Whether pieces are freestanding or wall-hung, Weber uses essentially the same method to build each one, beginning with a flat drawn shape. Once cut out, this silhouette becomes the surface on which she builds a cardboard armature-—either on one side, or both—that is then covered with a stapled skin of narrow strips, cut from salvaged boxes. The patterns created by the overlapping strips simultaneously suggest the intricate surface of traditional woven baskets and a minimalist grid pattern, wrapped around the sculpture’s lively shapes.

The cardboard that remains after a shape has been cut and removed from a sheet—what Weber describes as “negative space”—becomes the adjacent profile of the next sculpture she makes. This part of her process is clearly visible when the two are viewed together, their curves and angles fitting each other like a couple in love, or two parts of a puzzle. For Weber, the relationships represented in this way are both literal and metaphorical: an invocation of the connectedness of everything, whether animate or inanimate.

Weber asserts that she is deeply influenced by her environment: whether that is the buildings and sculptures of Rome, where she was a visiting artist at the American Academy in 2018, 2014 and 2012, or the natural architecture of Hawaii, where she had a residency at the Holualoa Foundation for Arts and Culture in 2016. It’s not surprising that the distinctive shapes of the largest multi-part piece in the show, also titled Happiest Days of Our Lives, are inspired in part by the visual landscape of San Pedro, the community located at the southern tip of Los Angeles where Weber now lives and works. Walking around town, she noticed the local graffiti style in murals painted on the sides of bodegas and stores: a graceful, lively combination of pointed Gothic lettering and sinuous curves. Gothic on Grand also reflects her interpretation of this unique local style, in eight free-standing elements covered in jazzy combinations of black and white stripes punctuated with yellow and red. Considered as four interlocking pairs, their matched silhouettes suggest the possibility of psychic as well as physical relationships. The multiple tooth-like protrusions that link the two parts of one of these pairs, Hey You, create a zigzag of negative space between them that suggests the switchbacks of a mountain road.

Ann Weber was born in 1950 in Jackson, Michigan, and earned her BA in art history from Purdue University in 1972. After living in New York, Weber moved to California to pursue her MFA at the College of Arts and Crafts in Oakland, where she studied with Viola Frey.
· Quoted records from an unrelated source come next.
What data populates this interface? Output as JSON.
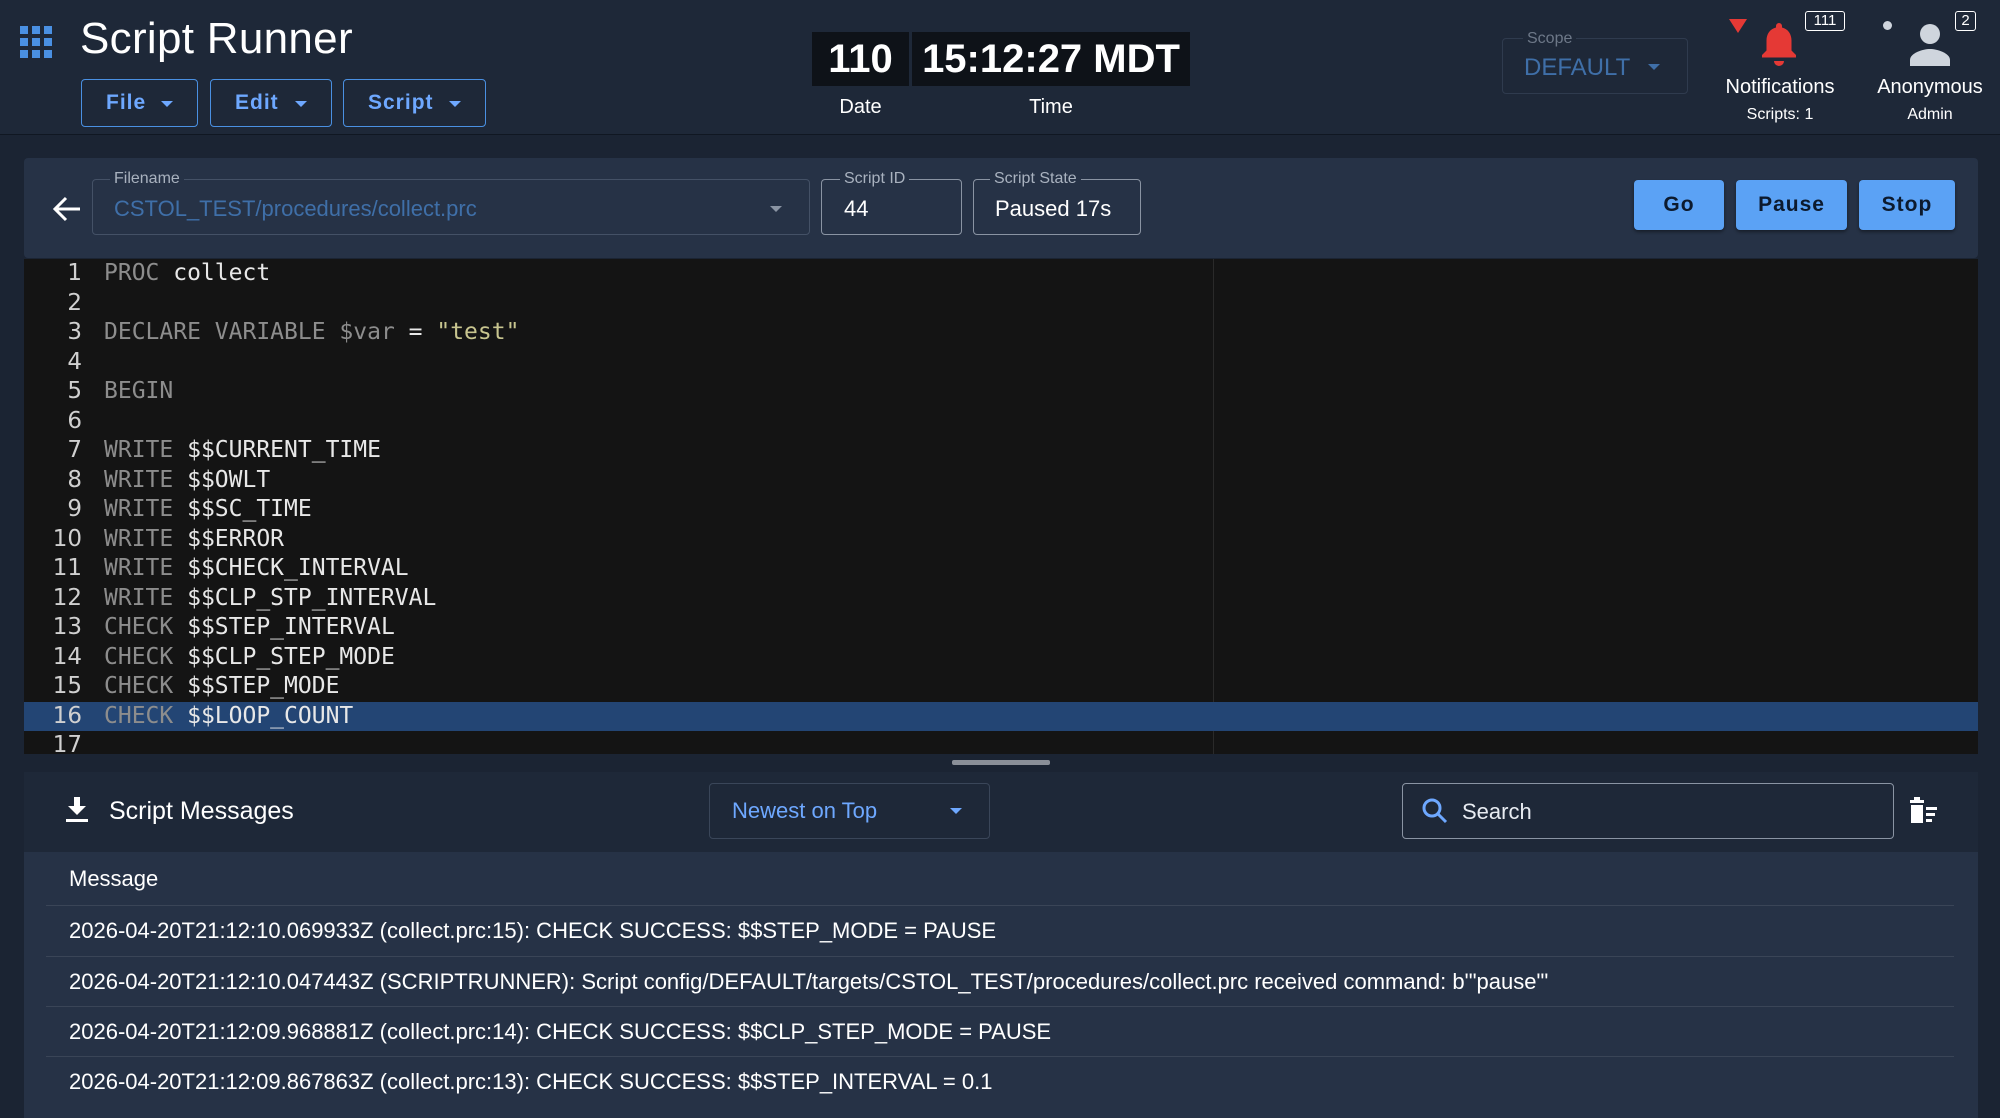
{
  "app": {
    "title": "Script Runner"
  },
  "menus": {
    "file": "File",
    "edit": "Edit",
    "script": "Script"
  },
  "clock": {
    "date_value": "110",
    "time_value": "15:12:27 MDT",
    "date_label": "Date",
    "time_label": "Time"
  },
  "scope": {
    "label": "Scope",
    "value": "DEFAULT"
  },
  "notifications": {
    "label": "Notifications",
    "sub": "Scripts: 1",
    "count": "111",
    "icon": "bell-icon",
    "alert_color": "#e53935"
  },
  "user": {
    "name": "Anonymous",
    "role": "Admin",
    "badge": "2",
    "icon": "person-icon"
  },
  "script": {
    "filename_label": "Filename",
    "filename": "CSTOL_TEST/procedures/collect.prc",
    "id_label": "Script ID",
    "id": "44",
    "state_label": "Script State",
    "state": "Paused 17s",
    "buttons": {
      "go": "Go",
      "pause": "Pause",
      "stop": "Stop"
    }
  },
  "editor": {
    "active_line": 16,
    "lines": [
      {
        "n": "1",
        "kw": "PROC",
        "rest": " collect"
      },
      {
        "n": "2",
        "kw": "",
        "rest": ""
      },
      {
        "n": "3",
        "kw": "DECLARE VARIABLE",
        "rest": " $var = ",
        "str": "\"test\""
      },
      {
        "n": "4",
        "kw": "",
        "rest": ""
      },
      {
        "n": "5",
        "kw": "BEGIN",
        "rest": ""
      },
      {
        "n": "6",
        "kw": "",
        "rest": ""
      },
      {
        "n": "7",
        "kw": "WRITE",
        "rest": " $$CURRENT_TIME"
      },
      {
        "n": "8",
        "kw": "WRITE",
        "rest": " $$OWLT"
      },
      {
        "n": "9",
        "kw": "WRITE",
        "rest": " $$SC_TIME"
      },
      {
        "n": "10",
        "kw": "WRITE",
        "rest": " $$ERROR"
      },
      {
        "n": "11",
        "kw": "WRITE",
        "rest": " $$CHECK_INTERVAL"
      },
      {
        "n": "12",
        "kw": "WRITE",
        "rest": " $$CLP_STP_INTERVAL"
      },
      {
        "n": "13",
        "kw": "CHECK",
        "rest": " $$STEP_INTERVAL"
      },
      {
        "n": "14",
        "kw": "CHECK",
        "rest": " $$CLP_STEP_MODE"
      },
      {
        "n": "15",
        "kw": "CHECK",
        "rest": " $$STEP_MODE"
      },
      {
        "n": "16",
        "kw": "CHECK",
        "rest": " $$LOOP_COUNT"
      },
      {
        "n": "17",
        "kw": "",
        "rest": ""
      }
    ]
  },
  "messages": {
    "title": "Script Messages",
    "sort": "Newest on Top",
    "search_placeholder": "Search",
    "column": "Message",
    "rows": [
      "2026-04-20T21:12:10.069933Z (collect.prc:15): CHECK SUCCESS: $$STEP_MODE = PAUSE",
      "2026-04-20T21:12:10.047443Z (SCRIPTRUNNER): Script config/DEFAULT/targets/CSTOL_TEST/procedures/collect.prc received command: b'\"pause\"'",
      "2026-04-20T21:12:09.968881Z (collect.prc:14): CHECK SUCCESS: $$CLP_STEP_MODE = PAUSE",
      "2026-04-20T21:12:09.867863Z (collect.prc:13): CHECK SUCCESS: $$STEP_INTERVAL = 0.1"
    ]
  },
  "colors": {
    "accent": "#5ba2f5",
    "highlight": "#234574",
    "background": "#1b2433"
  }
}
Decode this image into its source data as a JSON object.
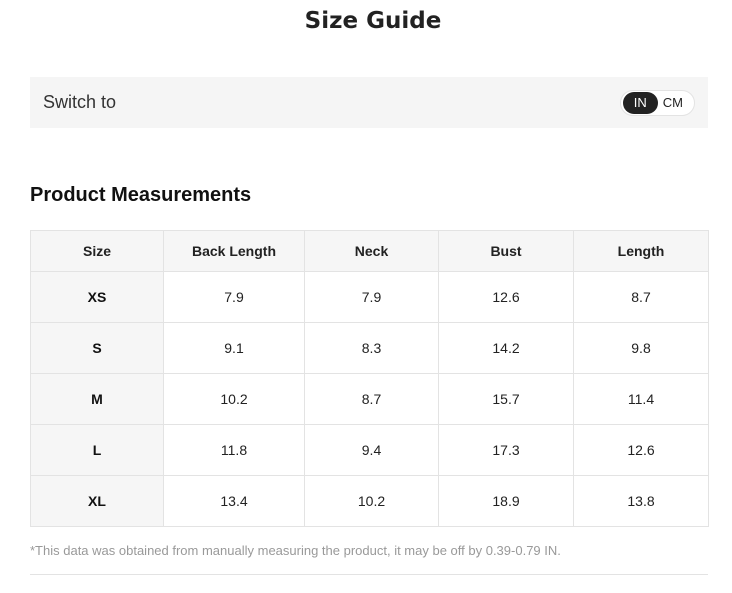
{
  "page": {
    "title": "Size Guide"
  },
  "unit_switch": {
    "label": "Switch to",
    "options": [
      "IN",
      "CM"
    ],
    "selected": "IN"
  },
  "section": {
    "title": "Product Measurements"
  },
  "table": {
    "headers": [
      "Size",
      "Back Length",
      "Neck",
      "Bust",
      "Length"
    ],
    "rows": [
      [
        "XS",
        "7.9",
        "7.9",
        "12.6",
        "8.7"
      ],
      [
        "S",
        "9.1",
        "8.3",
        "14.2",
        "9.8"
      ],
      [
        "M",
        "10.2",
        "8.7",
        "15.7",
        "11.4"
      ],
      [
        "L",
        "11.8",
        "9.4",
        "17.3",
        "12.6"
      ],
      [
        "XL",
        "13.4",
        "10.2",
        "18.9",
        "13.8"
      ]
    ]
  },
  "note": "*This data was obtained from manually measuring the product, it may be off by 0.39-0.79 IN."
}
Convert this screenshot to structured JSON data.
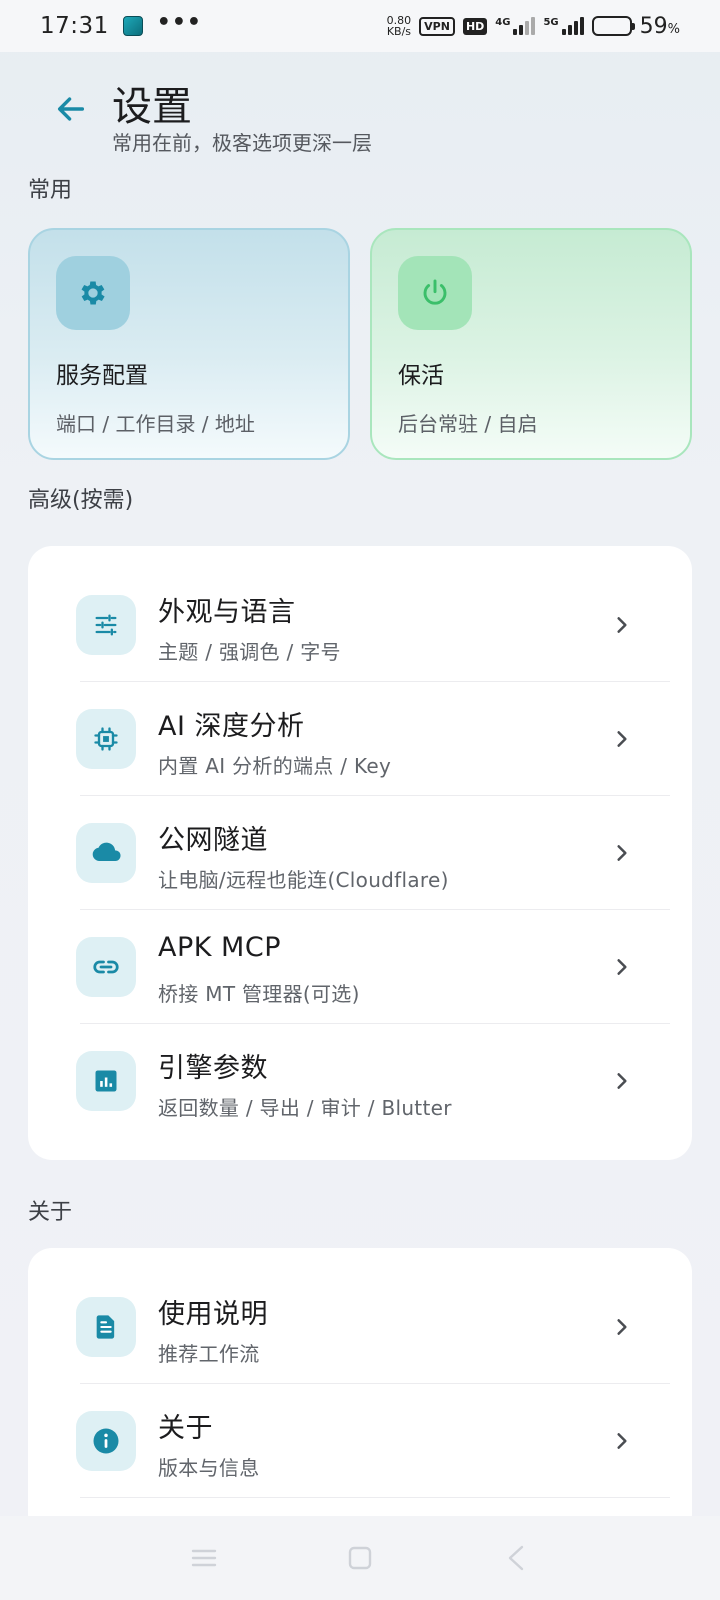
{
  "status_bar": {
    "time": "17:31",
    "dots": "•••",
    "speed_value": "0.80",
    "speed_unit": "KB/s",
    "vpn": "VPN",
    "hd": "HD",
    "net1": "4G",
    "net2": "5G",
    "battery_pct": "59",
    "battery_unit": "%",
    "battery_level": 0.59
  },
  "header": {
    "title": "设置",
    "subtitle": "常用在前，极客选项更深一层"
  },
  "sections": {
    "common": "常用",
    "advanced": "高级(按需)",
    "about": "关于"
  },
  "quick_cards": [
    {
      "title": "服务配置",
      "subtitle": "端口 / 工作目录 / 地址",
      "icon": "gear-icon",
      "accent": "#1a8aa6"
    },
    {
      "title": "保活",
      "subtitle": "后台常驻 / 自启",
      "icon": "power-icon",
      "accent": "#3bbf6a"
    }
  ],
  "advanced_items": [
    {
      "title": "外观与语言",
      "subtitle": "主题 / 强调色 / 字号",
      "icon": "sliders-icon"
    },
    {
      "title": "AI 深度分析",
      "subtitle": "内置 AI 分析的端点 / Key",
      "icon": "chip-icon"
    },
    {
      "title": "公网隧道",
      "subtitle": "让电脑/远程也能连(Cloudflare)",
      "icon": "cloud-icon"
    },
    {
      "title": "APK MCP",
      "subtitle": "桥接 MT 管理器(可选)",
      "icon": "link-icon"
    },
    {
      "title": "引擎参数",
      "subtitle": "返回数量 / 导出 / 审计 / Blutter",
      "icon": "chart-icon"
    }
  ],
  "about_items": [
    {
      "title": "使用说明",
      "subtitle": "推荐工作流",
      "icon": "document-icon"
    },
    {
      "title": "关于",
      "subtitle": "版本与信息",
      "icon": "info-icon"
    }
  ],
  "colors": {
    "accent": "#1a8aa6",
    "green": "#3bbf6a"
  }
}
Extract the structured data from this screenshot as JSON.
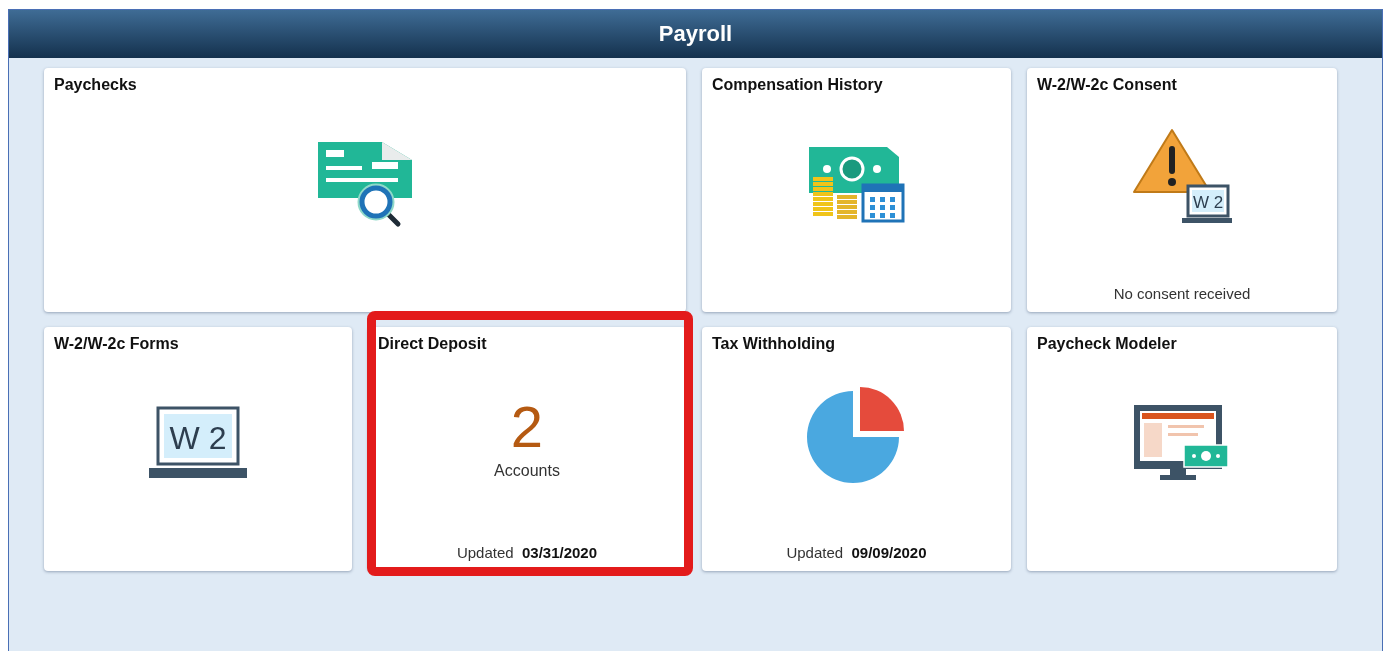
{
  "header": {
    "title": "Payroll"
  },
  "tiles": [
    {
      "title": "Paychecks",
      "kind": "paycheck",
      "highlighted": false
    },
    {
      "title": "Compensation History",
      "kind": "compensation",
      "highlighted": false
    },
    {
      "title": "W-2/W-2c Consent",
      "kind": "warning",
      "icon_text": "W 2",
      "status": "No consent received",
      "highlighted": false
    },
    {
      "title": "W-2/W-2c Forms",
      "kind": "laptop",
      "icon_text": "W 2",
      "highlighted": false
    },
    {
      "title": "Direct Deposit",
      "kind": "count",
      "count": "2",
      "count_label": "Accounts",
      "updated_label": "Updated",
      "updated_date": "03/31/2020",
      "highlighted": true
    },
    {
      "title": "Tax Withholding",
      "kind": "pie",
      "updated_label": "Updated",
      "updated_date": "09/09/2020",
      "highlighted": false
    },
    {
      "title": "Paycheck Modeler",
      "kind": "monitor",
      "highlighted": false
    }
  ]
}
The 2018 recipient of a Pollock Krasner Award, she has held residencies at the Holualoa Foundation for Arts and Culture, Hawaii; the American Academy in Rome; the International School of Beijing; the de Young Museum, San Francisco, and the Lux Art Institute near San Diego, among others. Institutional venues for Weber’s solo shows have included the Long Beach Museum of Art; the Evansville Museum, Indiana; the Boise Art Museum, Idaho; and the Craft and Folk Art Museum in Los Angeles. Her cardboard sculptures have been cast in bronze and fiberglass for public art projects in Phoenix, Denver, and Sacramento. This is her third exhibition with Dolby Chadwick Gallery.